Hannah Waddingham joins Jason Statham in David Leitch’s bike heist action-comedy filming in UK, Malta
Casting is locked for Hannah Waddingham opposite Jason Statham in David Leitch’s action-comedy currently filming since June.

Emmy winner Hannah Waddingham (Ted Lasso) is set to star opposite Jason Statham in David Leitch's action-comedy Jason Statham Stole My Bike. The film has been filming since June in the UK and Malta, and this is the first revealed casting after Deadline’s prior Statham update.
Emmy winner Hannah Waddingham is set to star opposite Jason Statham in David Leitch's action-comedy Jason Statham Stole My Bike. The production has been filming since June in the UK and Malta, and Waddingham is the first newly revealed casting announced since Deadline’s initial break about Statham.
Why this matters, even if you are not booking a ticket: casting is not just creative decoration. It is a signal of market intent. Waddingham, a prominent Emmy winner known for Ted Lasso, joining a Statham-led David Leitch action vehicle tells you the film is aiming to blend two things audiences tend to pay for, recognizable star power and a recognizable tone. In other words, it is not a gamble on a “maybe.” It is a decision to productize a proven audience magnet and pair it with Leitch’s action-comedy framing.
From a production and financing perspective, the timing also reads like strategy. The film has been filming since June, which means the core machine is already in motion. Announcing Waddingham now is “first revealed casting” after the Statham news, which is a very specific sequence: star announcement first, then the next high-signal name, to keep momentum while the shoot continues. When filming is already underway, delayed casting reveals can be about logistics, contracts, and scheduling. It can also be about pacing the marketing narrative so every reveal lands while the production is still fresh in the public’s mind.

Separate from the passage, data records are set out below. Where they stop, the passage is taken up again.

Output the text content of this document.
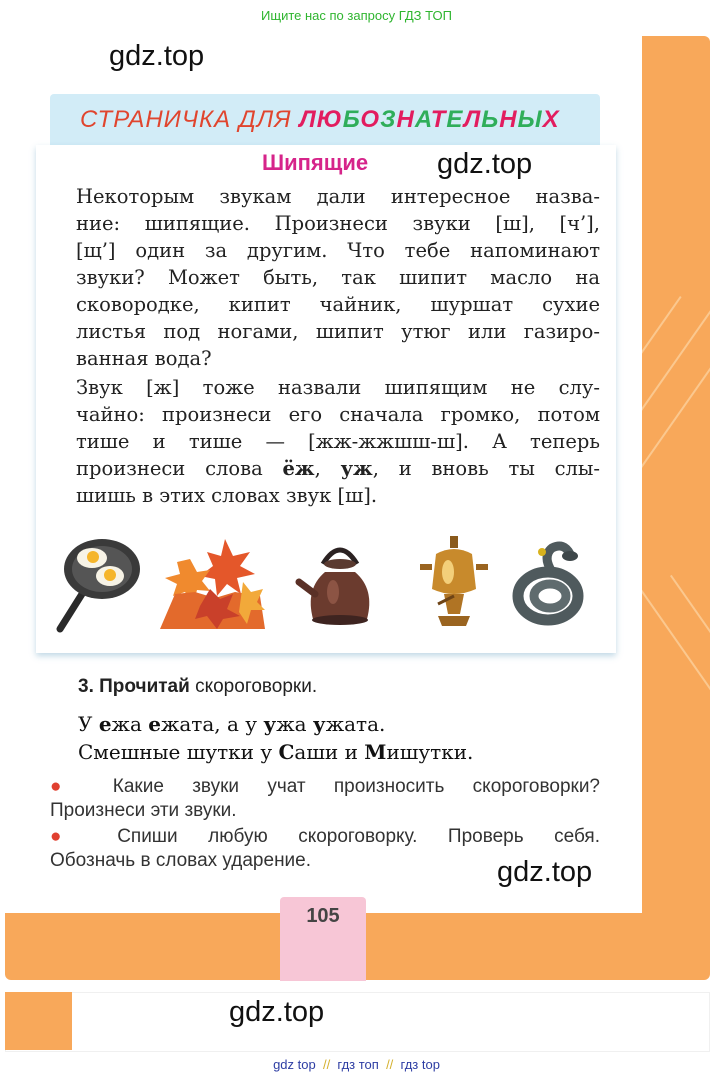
Ищите нас по запросу ГДЗ ТОП
gdz.top
СТРАНИЧКА ДЛЯ ЛЮБОЗНАТЕЛЬНЫХ
Шипящие gdz.top
Некоторым звукам дали интересное назва-
ние: шипящие. Произнеси звуки [ш], [ч’],
[щ’] один за другим. Что тебе напоминают
звуки? Может быть, так шипит масло на
сковородке, кипит чайник, шуршат сухие
листья под ногами, шипит утюг или газиро-
ванная вода?
Звук [ж] тоже назвали шипящим не слу-
чайно: произнеси его сначала громко, потом
тише и тише — [жж-жжшш-ш]. А теперь
произнеси слова ёж, уж, и вновь ты слы-
шишь в этих словах звук [ш].
3. Прочитай скороговорки.
У ежа ежата, а у ужа ужата.
Смешные шутки у Саши и Мишутки.
● Какие звуки учат произносить скороговорки?
Произнеси эти звуки.
● Спиши любую скороговорку. Проверь себя.
Обозначь в словах ударение.	gdz.top
105
gdz.top
gdz top // гдз топ // гдз top
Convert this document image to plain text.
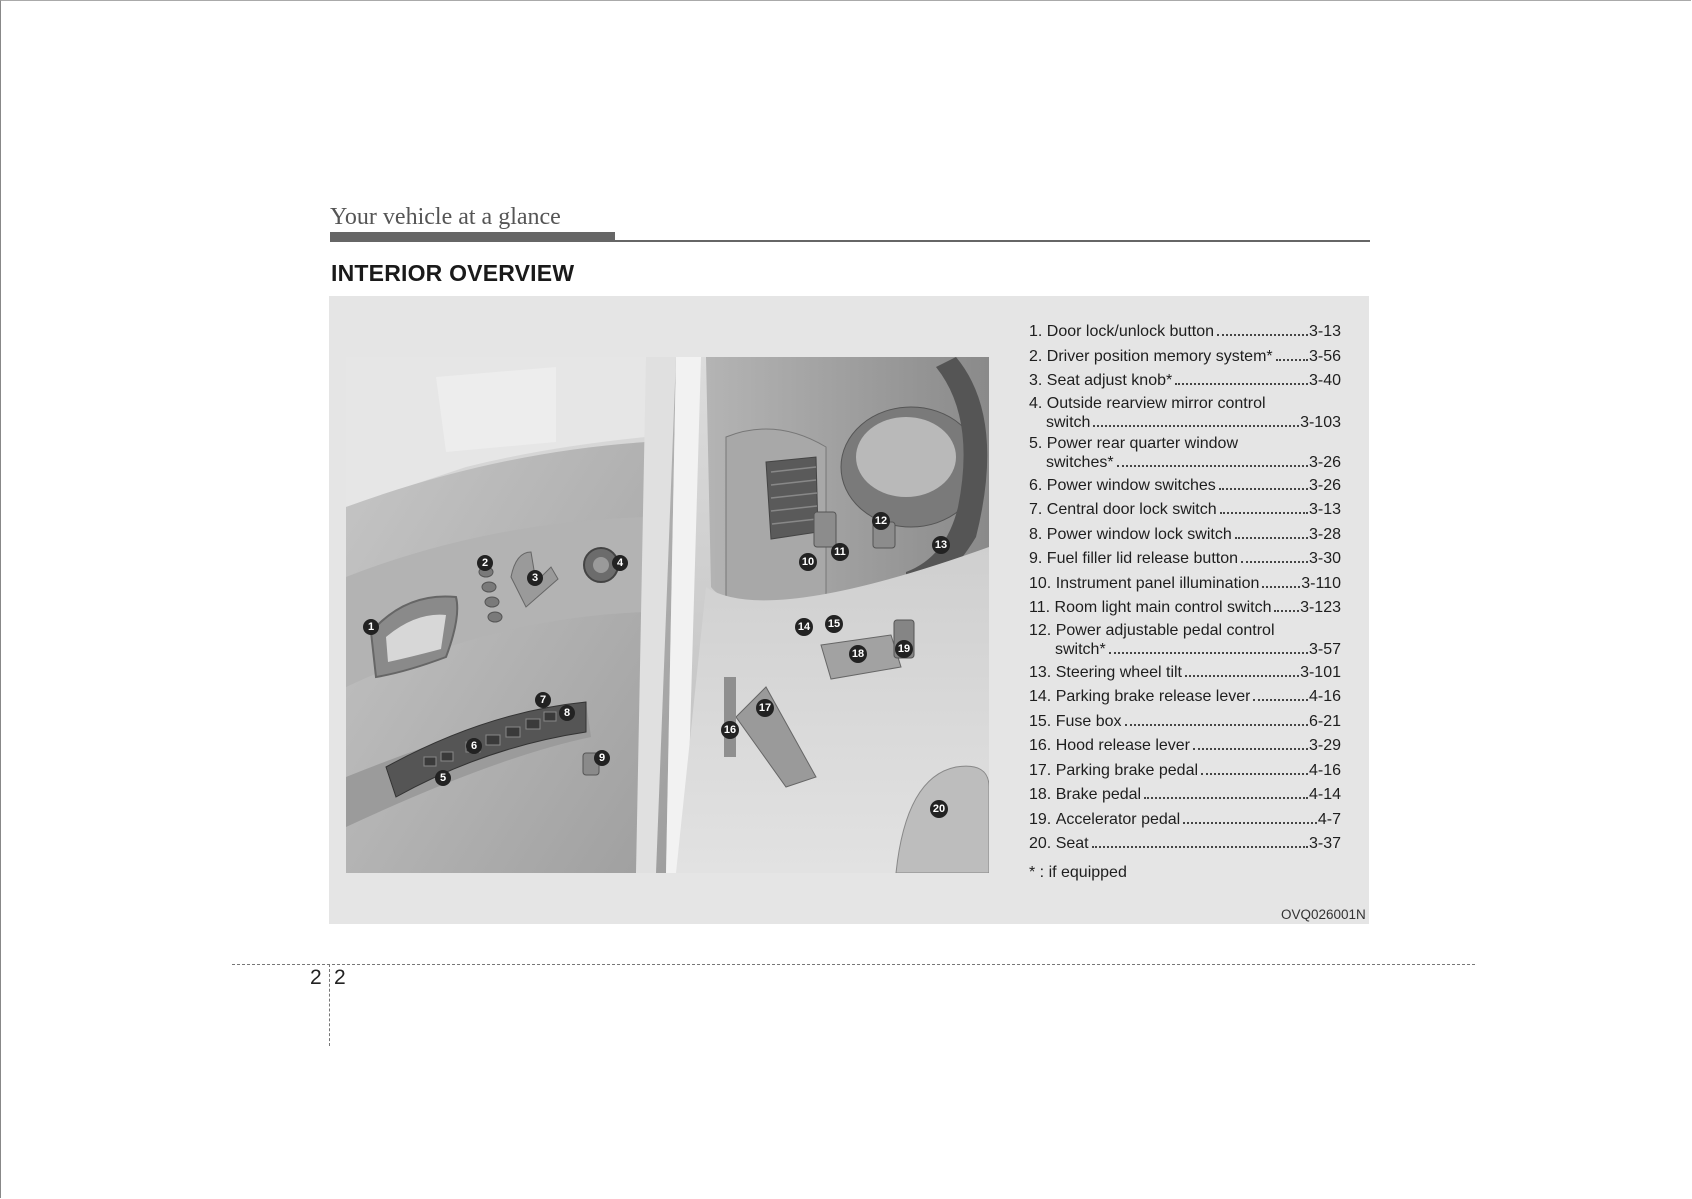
Your vehicle at a glance
INTERIOR OVERVIEW
1
2
3
4
5
6
7
8
9
10
11
12
13
14 15
16
17
18	19
20
1.
Door lock/unlock button	3-13
2.
Driver position memory system* 3-56
3.
Seat adjust knob*	3-40
4. Outside rearview mirror control
switch	3-103
5. Power rear quarter window
switches*	3-26
6.
Power window switches	3-26
7.
Central door lock switch	3-13
8.
Power window lock switch	3-28
9.
Fuel filler lid release button	3-30
10.
Instrument panel illumination	3-110
11.
Room light main control switch 3-123
12. Power adjustable pedal control
switch*	3-57
13.
Steering wheel tilt	3-101
14.
Parking brake release lever	4-16
15.
Fuse box	6-21
16.
Hood release lever	3-29
17.
Parking brake pedal	4-16
18.
Brake pedal	4-14
19.
Accelerator pedal	4-7
20.
Seat	3-37
* : if equipped
OVQ026001N
2 2
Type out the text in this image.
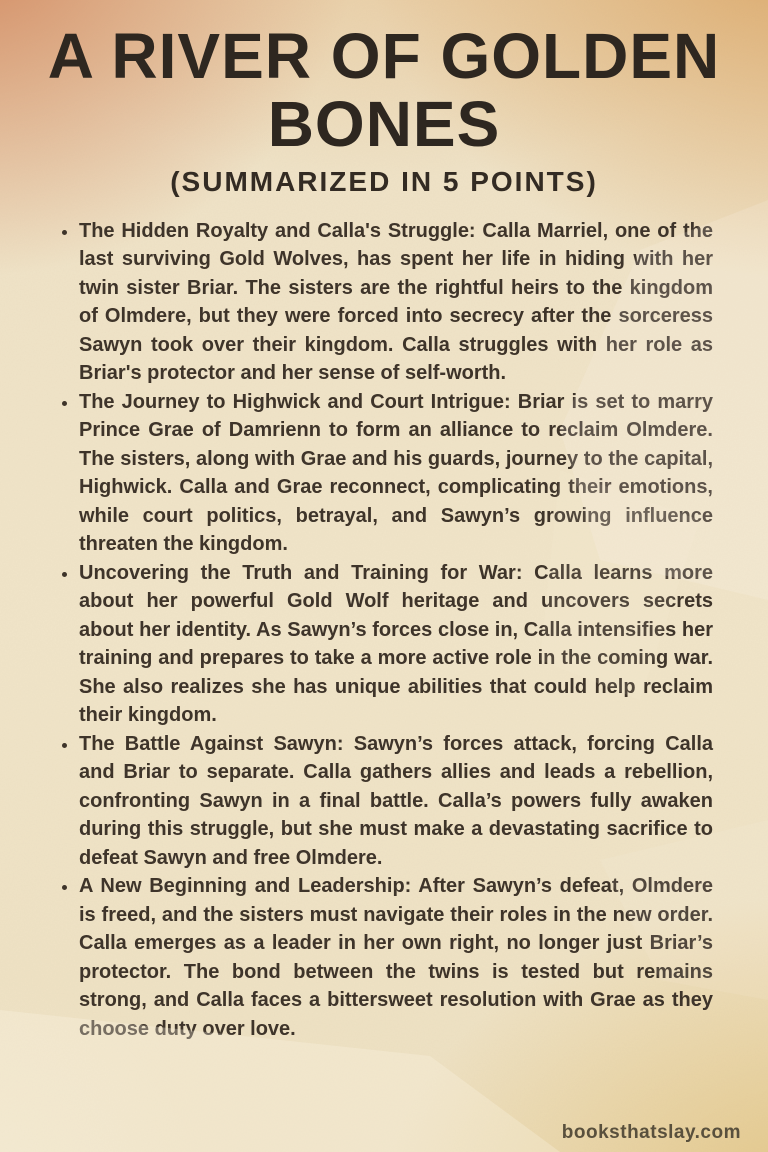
A RIVER OF GOLDEN BONES
(SUMMARIZED IN 5 POINTS)
• The Hidden Royalty and Calla's Struggle: Calla Marriel, one of the last surviving Gold Wolves, has spent her life in hiding with her twin sister Briar. The sisters are the rightful heirs to the kingdom of Olmdere, but they were forced into secrecy after the sorceress Sawyn took over their kingdom. Calla struggles with her role as Briar's protector and her sense of self-worth.
• The Journey to Highwick and Court Intrigue: Briar is set to marry Prince Grae of Damrienn to form an alliance to reclaim Olmdere. The sisters, along with Grae and his guards, journey to the capital, Highwick. Calla and Grae reconnect, complicating their emotions, while court politics, betrayal, and Sawyn’s growing influence threaten the kingdom.
• Uncovering the Truth and Training for War: Calla learns more about her powerful Gold Wolf heritage and uncovers secrets about her identity. As Sawyn’s forces close in, Calla intensifies her training and prepares to take a more active role in the coming war. She also realizes she has unique abilities that could help reclaim their kingdom.
• The Battle Against Sawyn: Sawyn’s forces attack, forcing Calla and Briar to separate. Calla gathers allies and leads a rebellion, confronting Sawyn in a final battle. Calla’s powers fully awaken during this struggle, but she must make a devastating sacrifice to defeat Sawyn and free Olmdere.
• A New Beginning and Leadership: After Sawyn’s defeat, Olmdere is freed, and the sisters must navigate their roles in the new order. Calla emerges as a leader in her own right, no longer just Briar’s protector. The bond between the twins is tested but remains strong, and Calla faces a bittersweet resolution with Grae as they choose duty over love.
booksthatslay.com
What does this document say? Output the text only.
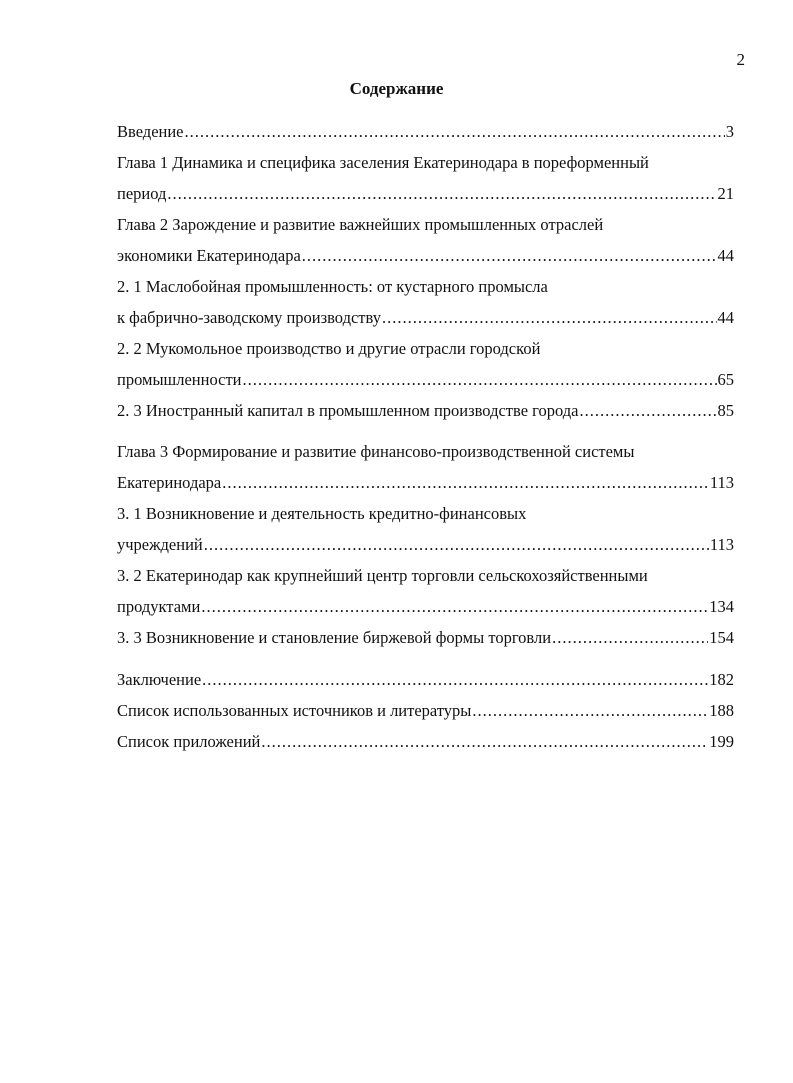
2
Содержание
Введение .....	3
Глава 1 Динамика и специфика заселения Екатеринодара в пореформенный
период .....	21
Глава 2 Зарождение и развитие важнейших промышленных отраслей
экономики Екатеринодара .....	44
2. 1 Маслобойная промышленность: от кустарного промысла
к фабрично-заводскому производству .....	44
2. 2 Мукомольное производство и другие отрасли городской
промышленности .....	65
2. 3 Иностранный капитал в промышленном производстве города .....	85
Глава 3 Формирование и развитие финансово-производственной системы
Екатеринодара .....	113
3. 1 Возникновение и деятельность кредитно-финансовых
учреждений .....	113
3. 2 Екатеринодар как крупнейший центр торговли сельскохозяйственными
продуктами .....	134
3. 3 Возникновение и становление биржевой формы торговли .....	154
Заключение .....	182
Список использованных источников и литературы .....	188
Список приложений .....	199
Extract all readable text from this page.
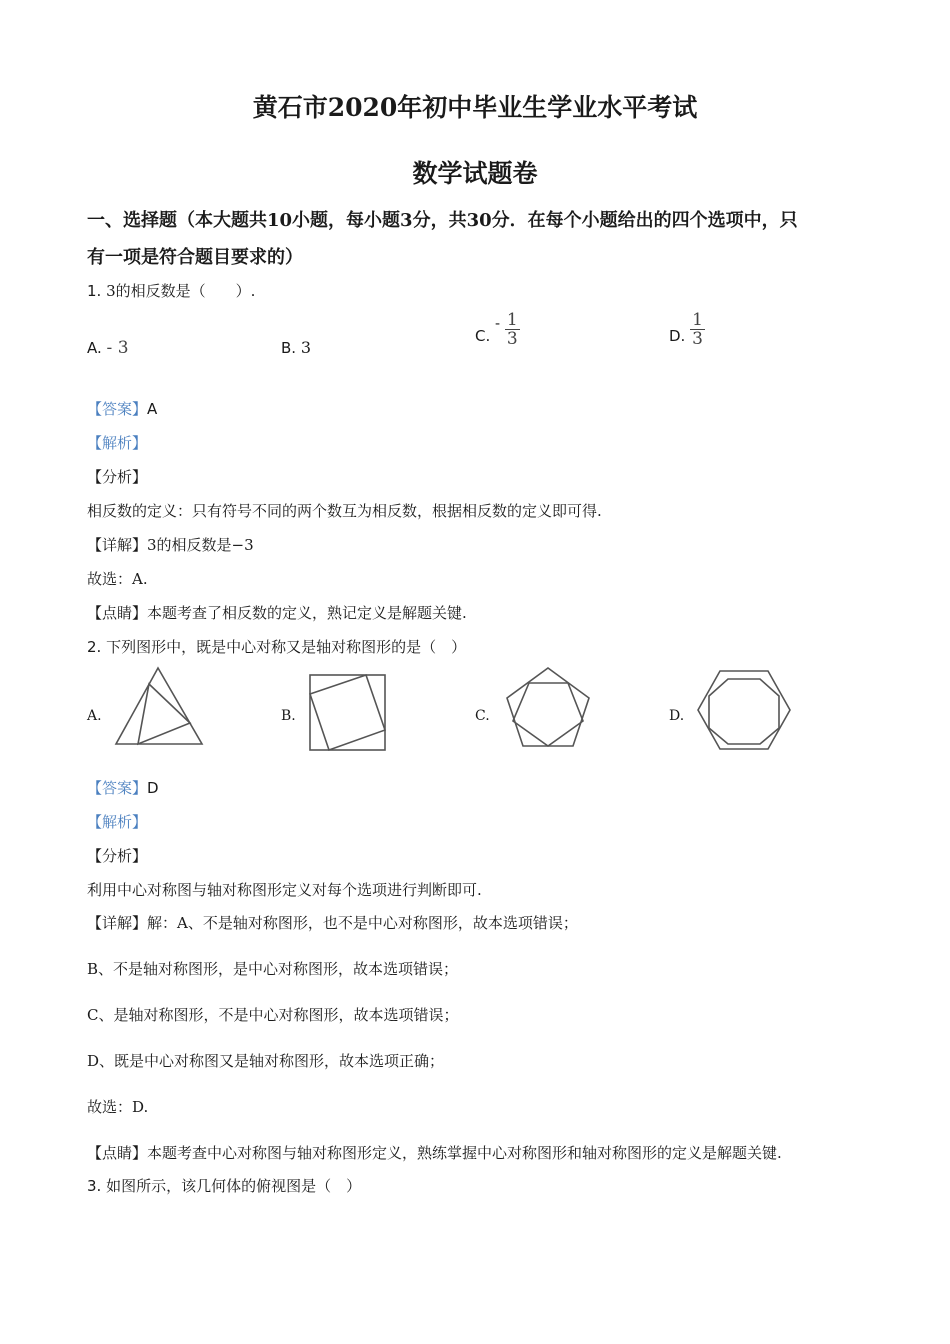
黄石市2020年初中毕业生学业水平考试
数学试题卷
一、选择题（本大题共10小题，每小题3分，共30分．在每个小题给出的四个选项中，只
有一项是符合题目要求的）
1. 3的相反数是（　　）.
A. - 3	B. 3
C. - $\frac{1}{3}$	D. $\frac{1}{3}$
【答案】A
【解析】
【分析】
相反数的定义：只有符号不同的两个数互为相反数，根据相反数的定义即可得.
【详解】3的相反数是−3
故选：A.
【点睛】本题考查了相反数的定义，熟记定义是解题关键.
2. 下列图形中，既是中心对称又是轴对称图形的是（　）
A.	B.	C.	D.
【答案】D
【解析】
【分析】
利用中心对称图与轴对称图形定义对每个选项进行判断即可.
【详解】解：A、不是轴对称图形，也不是中心对称图形，故本选项错误；
B、不是轴对称图形，是中心对称图形，故本选项错误；
C、是轴对称图形，不是中心对称图形，故本选项错误；
D、既是中心对称图又是轴对称图形，故本选项正确；
故选：D.
【点睛】本题考查中心对称图与轴对称图形定义，熟练掌握中心对称图形和轴对称图形的定义是解题关键.
3. 如图所示，该几何体的俯视图是（　）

Geography is another tell. Jason Statham Stole My Bike is filming in the UK and Malta. Those locations can be attractive for international shoots because they can support large-scale production with infrastructure that film studios can plug into, and because cross-border filming can open more than one funding and logistical pathway. While the source does not cite specific incentives, the broader reality for European film production is that location choices often interact with local cost structures and the way projects are structured operationally. The key executive takeaway here is not the incentives themselves. It is the operational message: the production is set up for international execution, not a narrowly scoped shoot.
Now zoom out to the industry pattern this fits. Action-comedy has a “two-market” job to do. It has to satisfy action fans who want clean stakes and movement, and it has to satisfy comedy audiences who want timing and character-driven laughs. Pairing Statham with Waddingham puts a familiar action brand next to a performer who brings warmth and punch in comedic storytelling. That combination is a bet that audiences will show up for the brand, then stay for the interplay.
There is also the Leitch factor. David Leitch is behind the film, and when an action-comedy is attached to a director with an action track record, the promise to audiences tends to be consistent: you should expect action choreography that does not feel like an afterthought. Casting Waddingham alongside Statham supports that expectation because it helps define the comedic rhythm without sacrificing the action engine. For executives tracking slate quality, that is the real second-order effect: casting can function like risk management for tone. It makes it harder for a film to drift into “random jokes over stunts” territory.
Finally, think about what similar roles should infer from this kind of casting reveal. Boards, producers, and brand partners often watch for how quickly a project builds its recognizable roster once its lead is known. Deadline’s note that this is the first revealed casting after the initial break about Statham is a reminder that the market is still calibrating. Reveals like this can change expectations for how the film will be positioned in negotiations, how it will be packaged for international distribution, and what kind of audience the marketing team can credibly target.
So the strategic stake for decision-makers is simple: this is a live-action proof point that high-signal casting continues to land on a project that is already filming since June. Hannah Waddingham joining Jason Statham, under David Leitch’s direction, with production active across the UK and Malta, is the kind of momentum move that can ripple through stakeholder confidence, partner interest, and ultimately how the slate is discussed behind the scenes.